Fledermäuse: Lauschangriff auf Fliegen-Sex

Bei der Paarung fallen die Insekten durch summend-schnarrende Laute auf, durch die die Fledermäuse auf sie aufmerksam werden
Fransenfledermäuse (Myotis nattereri)
Fransenfledermäuse (Myotis nattereri)
© Siemers et al., Current Biology Volume 22 Issue 14
Seewiesen - Sex ist verhängnisvoll – zumindest für Fliegen kann er tödlich enden. Denn Fledermäuse lauern den Insekten gezielt beim Paarungsakt auf. Die nachtaktiven Flieger lauschen auf die Geräusche, die die Insekten dabei erzeugen, haben Biologen vom Max-Planck-Institut für Ornithologie beobachtet. Das verräterische Summen wird dem Fliegenpärchen dann zum Verhängnis, berichten die Forscher im Fachblatt „Current Biology“. Besonders attraktiv für die Räuber: Sie erwischen so häufig gleich zwei Fliegen auf einen Streich.

„Viele Tiere sind während des Geschlechtsverkehrs nicht nur durch Lautäußerungen auffällig, sondern auch noch in ihrer Aufmerksamkeit abgelenkt“, erläutert Stefan Greif vom MPI für Ornithologie in Seewiesen: „In einfachen Worten: Sex bringt um.“ Eigentlich stellen nachtaktive Fledermäuse für primär tagaktive Fliegen keine große Gefahr dar. Für gewöhnlich verhalten sich die Insekten nachts derart unauffällig, dass Fledermäuse sie im Grunde gar nicht entdecken.
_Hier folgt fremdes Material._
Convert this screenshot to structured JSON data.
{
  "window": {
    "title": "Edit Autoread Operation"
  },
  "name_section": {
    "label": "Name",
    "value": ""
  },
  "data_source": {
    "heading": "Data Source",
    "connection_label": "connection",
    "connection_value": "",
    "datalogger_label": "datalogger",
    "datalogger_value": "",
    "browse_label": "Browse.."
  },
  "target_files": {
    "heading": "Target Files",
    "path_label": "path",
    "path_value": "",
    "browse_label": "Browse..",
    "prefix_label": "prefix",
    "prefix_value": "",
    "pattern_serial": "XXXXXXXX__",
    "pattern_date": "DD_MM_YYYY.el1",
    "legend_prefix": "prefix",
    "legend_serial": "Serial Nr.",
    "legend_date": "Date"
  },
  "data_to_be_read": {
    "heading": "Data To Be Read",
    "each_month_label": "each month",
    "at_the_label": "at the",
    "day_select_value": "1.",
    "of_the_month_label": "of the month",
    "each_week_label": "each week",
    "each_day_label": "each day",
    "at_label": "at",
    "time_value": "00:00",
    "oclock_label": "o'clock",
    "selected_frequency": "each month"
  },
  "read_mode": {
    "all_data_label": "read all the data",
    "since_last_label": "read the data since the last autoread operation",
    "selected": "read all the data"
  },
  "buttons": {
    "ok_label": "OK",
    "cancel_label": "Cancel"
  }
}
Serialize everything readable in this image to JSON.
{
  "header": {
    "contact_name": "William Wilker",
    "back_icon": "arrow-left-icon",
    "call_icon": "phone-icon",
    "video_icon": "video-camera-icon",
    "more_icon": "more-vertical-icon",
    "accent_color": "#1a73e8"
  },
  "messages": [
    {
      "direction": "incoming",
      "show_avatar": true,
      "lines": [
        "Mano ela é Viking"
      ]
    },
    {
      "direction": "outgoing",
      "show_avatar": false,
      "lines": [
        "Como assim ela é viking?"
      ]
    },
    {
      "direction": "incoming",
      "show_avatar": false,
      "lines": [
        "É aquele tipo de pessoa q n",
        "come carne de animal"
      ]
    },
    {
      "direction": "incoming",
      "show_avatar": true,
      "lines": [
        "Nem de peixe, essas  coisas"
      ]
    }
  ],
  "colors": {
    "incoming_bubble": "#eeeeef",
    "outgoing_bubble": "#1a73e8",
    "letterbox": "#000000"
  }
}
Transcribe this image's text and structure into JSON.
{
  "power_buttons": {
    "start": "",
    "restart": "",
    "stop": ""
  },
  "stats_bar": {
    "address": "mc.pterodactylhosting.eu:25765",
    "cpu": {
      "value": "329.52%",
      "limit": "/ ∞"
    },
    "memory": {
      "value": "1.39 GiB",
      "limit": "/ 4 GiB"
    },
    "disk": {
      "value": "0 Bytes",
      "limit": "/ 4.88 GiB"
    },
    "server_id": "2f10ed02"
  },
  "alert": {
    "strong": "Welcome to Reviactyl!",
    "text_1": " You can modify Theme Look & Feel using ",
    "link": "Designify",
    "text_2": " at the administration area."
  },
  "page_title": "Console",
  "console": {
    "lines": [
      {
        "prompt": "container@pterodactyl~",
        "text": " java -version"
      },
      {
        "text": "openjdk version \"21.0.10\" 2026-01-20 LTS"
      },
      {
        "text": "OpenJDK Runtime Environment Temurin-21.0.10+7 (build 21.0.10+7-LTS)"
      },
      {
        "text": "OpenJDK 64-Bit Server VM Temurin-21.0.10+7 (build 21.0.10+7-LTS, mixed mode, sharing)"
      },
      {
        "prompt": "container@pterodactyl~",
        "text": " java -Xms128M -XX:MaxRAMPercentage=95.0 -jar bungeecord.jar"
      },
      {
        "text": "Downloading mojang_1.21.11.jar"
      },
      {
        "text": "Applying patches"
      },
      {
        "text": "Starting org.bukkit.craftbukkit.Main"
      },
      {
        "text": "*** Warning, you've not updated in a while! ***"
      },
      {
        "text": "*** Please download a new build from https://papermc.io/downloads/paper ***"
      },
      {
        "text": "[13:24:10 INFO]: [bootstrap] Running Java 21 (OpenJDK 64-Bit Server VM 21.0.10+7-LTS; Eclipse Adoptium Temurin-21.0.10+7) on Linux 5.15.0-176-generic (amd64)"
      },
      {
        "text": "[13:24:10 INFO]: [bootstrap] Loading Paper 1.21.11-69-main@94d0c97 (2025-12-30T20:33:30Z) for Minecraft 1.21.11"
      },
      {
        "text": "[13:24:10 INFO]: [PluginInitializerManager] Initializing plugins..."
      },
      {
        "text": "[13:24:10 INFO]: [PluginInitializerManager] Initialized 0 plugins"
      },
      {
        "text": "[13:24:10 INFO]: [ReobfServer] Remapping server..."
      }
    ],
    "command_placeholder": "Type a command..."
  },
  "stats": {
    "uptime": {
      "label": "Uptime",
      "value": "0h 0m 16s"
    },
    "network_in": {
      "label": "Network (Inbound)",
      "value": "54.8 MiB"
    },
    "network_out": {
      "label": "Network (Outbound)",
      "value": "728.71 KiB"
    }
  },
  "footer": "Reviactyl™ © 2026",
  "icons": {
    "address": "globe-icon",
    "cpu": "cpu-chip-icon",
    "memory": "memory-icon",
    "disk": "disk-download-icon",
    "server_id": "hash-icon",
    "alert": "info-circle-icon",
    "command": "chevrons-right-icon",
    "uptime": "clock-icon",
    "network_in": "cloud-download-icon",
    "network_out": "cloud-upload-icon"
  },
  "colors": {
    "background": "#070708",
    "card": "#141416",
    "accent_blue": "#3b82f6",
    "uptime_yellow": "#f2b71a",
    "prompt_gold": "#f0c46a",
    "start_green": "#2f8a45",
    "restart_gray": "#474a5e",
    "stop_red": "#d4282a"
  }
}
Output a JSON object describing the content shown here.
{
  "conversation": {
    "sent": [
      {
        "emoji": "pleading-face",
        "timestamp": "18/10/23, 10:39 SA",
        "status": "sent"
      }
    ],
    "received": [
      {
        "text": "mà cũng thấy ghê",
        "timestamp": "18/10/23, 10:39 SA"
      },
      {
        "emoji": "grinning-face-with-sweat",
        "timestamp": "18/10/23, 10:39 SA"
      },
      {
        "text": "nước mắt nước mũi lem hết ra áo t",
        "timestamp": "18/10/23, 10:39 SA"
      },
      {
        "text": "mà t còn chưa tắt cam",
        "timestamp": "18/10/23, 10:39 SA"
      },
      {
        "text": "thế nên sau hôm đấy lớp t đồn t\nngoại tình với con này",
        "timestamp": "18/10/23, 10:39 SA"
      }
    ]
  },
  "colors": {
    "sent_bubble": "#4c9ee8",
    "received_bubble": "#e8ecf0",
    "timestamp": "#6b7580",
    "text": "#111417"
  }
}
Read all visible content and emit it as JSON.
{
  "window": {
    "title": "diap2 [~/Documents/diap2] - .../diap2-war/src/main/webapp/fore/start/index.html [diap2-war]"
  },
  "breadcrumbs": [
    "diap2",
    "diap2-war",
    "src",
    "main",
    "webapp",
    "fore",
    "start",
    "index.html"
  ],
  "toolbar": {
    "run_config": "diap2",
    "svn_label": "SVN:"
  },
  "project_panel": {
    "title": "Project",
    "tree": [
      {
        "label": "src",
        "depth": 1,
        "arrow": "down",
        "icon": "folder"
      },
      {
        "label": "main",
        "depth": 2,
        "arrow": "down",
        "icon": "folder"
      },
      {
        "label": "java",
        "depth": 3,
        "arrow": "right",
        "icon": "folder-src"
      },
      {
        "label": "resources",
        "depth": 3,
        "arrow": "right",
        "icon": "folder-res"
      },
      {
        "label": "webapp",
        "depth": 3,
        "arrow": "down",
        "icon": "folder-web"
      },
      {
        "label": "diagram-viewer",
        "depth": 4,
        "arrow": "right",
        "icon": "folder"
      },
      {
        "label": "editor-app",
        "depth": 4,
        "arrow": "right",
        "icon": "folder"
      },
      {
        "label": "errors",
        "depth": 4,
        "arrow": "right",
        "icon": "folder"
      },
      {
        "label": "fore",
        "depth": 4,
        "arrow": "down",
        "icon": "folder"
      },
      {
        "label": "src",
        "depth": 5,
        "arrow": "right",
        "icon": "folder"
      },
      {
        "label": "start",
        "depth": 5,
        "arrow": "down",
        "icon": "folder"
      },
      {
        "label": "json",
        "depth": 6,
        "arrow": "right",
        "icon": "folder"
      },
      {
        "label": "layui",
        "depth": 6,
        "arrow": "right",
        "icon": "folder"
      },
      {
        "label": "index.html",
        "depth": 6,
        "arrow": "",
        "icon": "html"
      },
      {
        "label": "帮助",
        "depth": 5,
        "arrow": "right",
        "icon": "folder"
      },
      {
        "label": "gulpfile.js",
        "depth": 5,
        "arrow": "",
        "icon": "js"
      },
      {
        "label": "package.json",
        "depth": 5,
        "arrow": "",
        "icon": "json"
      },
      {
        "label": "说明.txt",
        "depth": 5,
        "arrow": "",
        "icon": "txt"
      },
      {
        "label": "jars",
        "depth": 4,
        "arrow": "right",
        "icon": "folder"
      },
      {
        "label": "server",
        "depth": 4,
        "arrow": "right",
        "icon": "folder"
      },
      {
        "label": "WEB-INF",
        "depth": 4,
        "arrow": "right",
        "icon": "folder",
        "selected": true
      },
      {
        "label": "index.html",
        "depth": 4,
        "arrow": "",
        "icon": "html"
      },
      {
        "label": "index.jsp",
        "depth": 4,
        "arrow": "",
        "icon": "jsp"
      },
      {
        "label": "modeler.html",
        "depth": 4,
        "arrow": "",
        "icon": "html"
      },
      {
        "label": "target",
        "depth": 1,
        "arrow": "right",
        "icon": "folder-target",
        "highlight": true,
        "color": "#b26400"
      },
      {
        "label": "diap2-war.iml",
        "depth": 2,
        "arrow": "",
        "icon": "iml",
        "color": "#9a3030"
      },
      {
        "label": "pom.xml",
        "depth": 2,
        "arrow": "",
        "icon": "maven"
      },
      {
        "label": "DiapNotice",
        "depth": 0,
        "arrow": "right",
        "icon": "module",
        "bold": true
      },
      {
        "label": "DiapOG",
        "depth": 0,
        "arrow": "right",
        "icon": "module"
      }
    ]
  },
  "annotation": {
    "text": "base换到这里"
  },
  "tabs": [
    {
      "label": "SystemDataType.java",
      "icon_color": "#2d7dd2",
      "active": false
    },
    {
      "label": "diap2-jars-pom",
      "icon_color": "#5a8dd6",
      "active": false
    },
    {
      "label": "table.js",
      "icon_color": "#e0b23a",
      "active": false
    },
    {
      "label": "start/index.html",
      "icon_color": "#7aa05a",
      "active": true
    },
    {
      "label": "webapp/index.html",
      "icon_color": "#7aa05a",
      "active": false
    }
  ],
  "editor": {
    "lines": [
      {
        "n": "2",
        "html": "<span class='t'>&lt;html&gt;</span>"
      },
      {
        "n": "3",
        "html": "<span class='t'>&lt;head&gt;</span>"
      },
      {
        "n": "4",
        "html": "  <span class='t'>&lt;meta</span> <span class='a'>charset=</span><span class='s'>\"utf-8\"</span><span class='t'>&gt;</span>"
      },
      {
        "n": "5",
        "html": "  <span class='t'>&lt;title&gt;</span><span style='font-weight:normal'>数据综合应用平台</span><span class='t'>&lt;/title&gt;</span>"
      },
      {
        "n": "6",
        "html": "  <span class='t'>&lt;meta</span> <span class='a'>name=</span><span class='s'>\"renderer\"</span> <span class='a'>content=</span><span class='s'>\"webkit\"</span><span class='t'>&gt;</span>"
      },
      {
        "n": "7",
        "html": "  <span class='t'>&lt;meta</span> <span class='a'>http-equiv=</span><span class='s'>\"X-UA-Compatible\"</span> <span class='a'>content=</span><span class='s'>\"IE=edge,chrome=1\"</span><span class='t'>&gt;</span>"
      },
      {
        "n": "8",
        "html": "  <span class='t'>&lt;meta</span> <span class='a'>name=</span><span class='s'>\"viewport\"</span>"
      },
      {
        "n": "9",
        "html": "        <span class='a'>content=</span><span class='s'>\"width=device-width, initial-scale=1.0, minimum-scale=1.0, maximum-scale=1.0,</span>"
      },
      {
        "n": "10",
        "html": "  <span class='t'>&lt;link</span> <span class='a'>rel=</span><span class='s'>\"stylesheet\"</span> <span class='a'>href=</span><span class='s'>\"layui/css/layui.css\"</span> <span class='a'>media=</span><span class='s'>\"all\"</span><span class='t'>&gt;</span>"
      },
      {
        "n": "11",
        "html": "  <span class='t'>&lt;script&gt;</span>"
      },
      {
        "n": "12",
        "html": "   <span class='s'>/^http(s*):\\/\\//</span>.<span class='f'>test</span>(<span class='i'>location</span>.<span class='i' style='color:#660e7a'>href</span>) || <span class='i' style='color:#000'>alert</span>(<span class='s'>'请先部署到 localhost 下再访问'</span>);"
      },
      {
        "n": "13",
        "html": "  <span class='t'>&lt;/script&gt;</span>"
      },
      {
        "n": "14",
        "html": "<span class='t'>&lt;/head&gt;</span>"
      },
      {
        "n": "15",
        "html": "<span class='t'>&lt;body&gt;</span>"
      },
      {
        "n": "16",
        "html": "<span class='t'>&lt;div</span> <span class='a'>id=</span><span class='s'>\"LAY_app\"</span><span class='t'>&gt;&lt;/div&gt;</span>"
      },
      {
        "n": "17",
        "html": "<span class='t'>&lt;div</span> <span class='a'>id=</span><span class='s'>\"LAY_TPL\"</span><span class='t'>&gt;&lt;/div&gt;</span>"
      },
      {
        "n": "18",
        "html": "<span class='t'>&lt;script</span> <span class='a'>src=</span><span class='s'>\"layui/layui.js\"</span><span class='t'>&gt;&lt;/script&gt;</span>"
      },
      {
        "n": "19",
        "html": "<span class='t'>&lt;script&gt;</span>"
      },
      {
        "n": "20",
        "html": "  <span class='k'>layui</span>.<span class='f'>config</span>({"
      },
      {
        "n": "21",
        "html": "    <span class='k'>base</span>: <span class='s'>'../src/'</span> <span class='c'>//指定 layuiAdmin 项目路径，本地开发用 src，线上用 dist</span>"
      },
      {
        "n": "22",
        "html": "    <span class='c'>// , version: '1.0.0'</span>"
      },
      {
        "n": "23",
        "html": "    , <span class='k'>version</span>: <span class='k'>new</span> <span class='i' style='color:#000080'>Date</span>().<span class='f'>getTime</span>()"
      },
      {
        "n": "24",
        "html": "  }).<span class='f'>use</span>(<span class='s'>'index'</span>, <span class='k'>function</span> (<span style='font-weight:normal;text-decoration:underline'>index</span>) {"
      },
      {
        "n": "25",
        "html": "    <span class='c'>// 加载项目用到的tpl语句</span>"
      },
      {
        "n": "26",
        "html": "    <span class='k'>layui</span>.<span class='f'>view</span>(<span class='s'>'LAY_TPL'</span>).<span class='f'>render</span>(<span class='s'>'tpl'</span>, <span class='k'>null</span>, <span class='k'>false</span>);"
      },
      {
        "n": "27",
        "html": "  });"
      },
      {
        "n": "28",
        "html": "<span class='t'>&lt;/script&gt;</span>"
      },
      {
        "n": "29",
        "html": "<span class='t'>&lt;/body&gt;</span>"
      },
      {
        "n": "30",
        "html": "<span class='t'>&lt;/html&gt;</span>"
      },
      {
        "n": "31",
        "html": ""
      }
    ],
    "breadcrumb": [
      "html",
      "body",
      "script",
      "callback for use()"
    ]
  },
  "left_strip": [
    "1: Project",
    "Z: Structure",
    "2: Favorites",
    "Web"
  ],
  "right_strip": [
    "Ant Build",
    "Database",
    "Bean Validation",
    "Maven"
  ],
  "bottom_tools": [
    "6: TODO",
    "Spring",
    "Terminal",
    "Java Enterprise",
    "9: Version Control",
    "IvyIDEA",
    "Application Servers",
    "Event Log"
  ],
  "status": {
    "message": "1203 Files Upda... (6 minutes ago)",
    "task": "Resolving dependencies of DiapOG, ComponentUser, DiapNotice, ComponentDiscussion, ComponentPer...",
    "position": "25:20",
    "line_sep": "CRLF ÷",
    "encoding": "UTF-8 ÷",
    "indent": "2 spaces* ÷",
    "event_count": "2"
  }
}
Doch während der Kopulation ändert sich das schlagartig, konnten Greif und seine Kollegen beobachten. Bei der Paarung geben die Fliegen Geräusche von sich, die vermutlich vom Flügelschlag der Männchen herrühren. Diese summend-schnarrenden Laute sind es, die den Fledermäusen den Weg weisen.

Die Biologen hatten den idealen Ort für eine Feldstudie gefunden: Einen Kuhstall, in dem nicht nur unzählige Stubenfliegen (Musca domestica) lebten, sondern auch eine Kolonie Fransenfledermäuse (Myotis nattereri) ansässig war. Dort beobachteten sie mit Hilfe von Videoaufzeichnungen über mehrere Jahre hinweg das Miteinander der beiden Arten. Die Aufnahmen zeigten, dass die Fliegen nachts äußerst ungern fliegen. Auf der eher unebenen Decke eines Kuhstalls waren sie vor hungrigen Fledermäusen sicher – selbst wenn sie krabbelten, wurden die Insektenfresser nicht auf die potenzielle Beute aufmerksam und griffen nie an. Paarungsaktivitäten änderten dies deutlich. Das Risiko, entdeckt zu werden, stieg merklich an: Mehr als fünf Prozent aller von den Biologen beobachteten Paarungen wurden von Fledermäusen attackiert. „Fünf Prozent sind in einem Beutegreifersystem sehr viel“, betont Greif gegenüber Wissenschaft aktuell. Und waren die Fliegen erst einmal entdeckt, erwischte die Fledermaus in rund 60 Prozent der Fälle auch beide Fliegen auf einmal.

Experimente, in denen die Forscher unterschiedliche Laute per Lautsprecher präsentierten, bestätigten, dass es die Paarungsaktivitäten waren, welche die Fliegen verrieten. Die Fledermäuse reagierten auch bei den abgespielten Tonaufzeichnungen gezielt auf die summend-schnarrenden Geräusche, die die Fliegen beim Sex produzieren. Nächtlicher Sex ist für Fliegen also enorm gefährlich, denn jeder zwanzigste Akt endet mit einem Fledermausangriff, der häufig tödlich endet.